The U.S. has never officially recognized Israeli sovereignty over any part of Jerusalem.
In July of 1937, when Britain still administered the League of Nations’ Mandate for Palestine, its Peel Commission stated that partition would revolve around “keeping the sanctity of Jerusalem and Bethlehem inviolate and of ensuring free and safe access to them for all the world.” While Britain was attempting to retain some control over holy sites even as its Mandate was proving ungovernable, the priority was maintaining open access.
A decade later, when the unique Ralph Bunche drafted the UN plan to internationalize Jerusalem intended to protect sites holy to three major religions, the plan called not only for Jerusalem, but also its surrounding holy places and Bethlehem. The UN partition plan never went into effect, and Israel’s territorial limits would essentially be determined by military achievement in its war of independence and post-war armistice negotiations, in which Bunch more than earned his 1950 Nobel Peace Prize.
Interestingly, the Israeli leadership was negotiating with King Abdullah I of Jordan to resolve the Jerusalem issue even then. And even as the United States remained in favor of internationalization, Special Representative (later first U.S. Ambassador to Israel) James G. McDonald informed the parties that the United States would approve any arrangement between the parties, and candidly admitted that internationalization was effectively dead.
Official U.S. policy since the early 1950s has been that Jerusalem’s status should be decided by final peace negotiations.
From the early 1950s onward, official U.S. policy remained effectively that Jerusalem’s status would be part of final peace negotiations, one way or another, as University of Jerusalem Professor Shlomo Slonim wrote in his seminal book on this subject. Bethlehem, for all its own sanctity, would be virtually ignored, and to this day has remained out of the spotlight of international attention.

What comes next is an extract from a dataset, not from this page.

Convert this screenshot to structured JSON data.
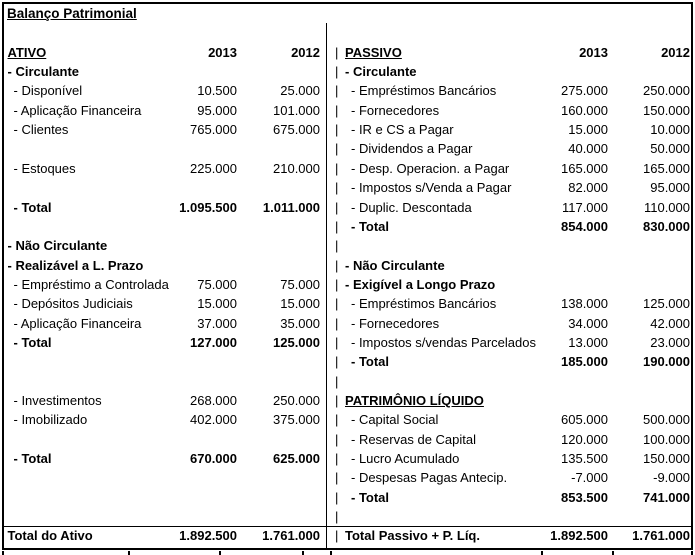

Regardless of how one may view the Trump administration, his actions to date do not rely on fossilized State Department policy — including even considering relocating the U.S. embassy in Israel to Jerusalem.
It is unfortunate that a stillborn plan originally hatched in the 1930s has contributed to the unnecessarily drawn-out Arab-Israeli conflict with Jerusalem squarely in the center. It is unfortunate that the same people who fear-monger about any change to Jerusalem’s status in U.S. eyes ignore — or are ignorant of — the fact that Bethlehem and other holy places were always intended to be included in the political calculus of peace talks. Whether the new president will follow through on his promise, and how its diplomatic effects will manifest, can’t be predicted at this point. But perhaps — just perhaps — there is an opportunity that hasn’t existed since King Abdullah I was assassinated in 1951 for trying to make peace nearly 70 years ago.
Relocating the U.S. embassy to Jerusalem would complete the recognition begun by President Harry Truman, and would serve notice that U.S. foreign policy is no longer content to let matters of this magnitude simply sit in limbo along with stalled attempts at real peace.
Aaron Eitan Meyer is an author and attorney. He is affiliated with and is a former assistant director of The Legal Project at the Middle East Forum, a nonprofit think-tank that promotes American interests in the Middle East.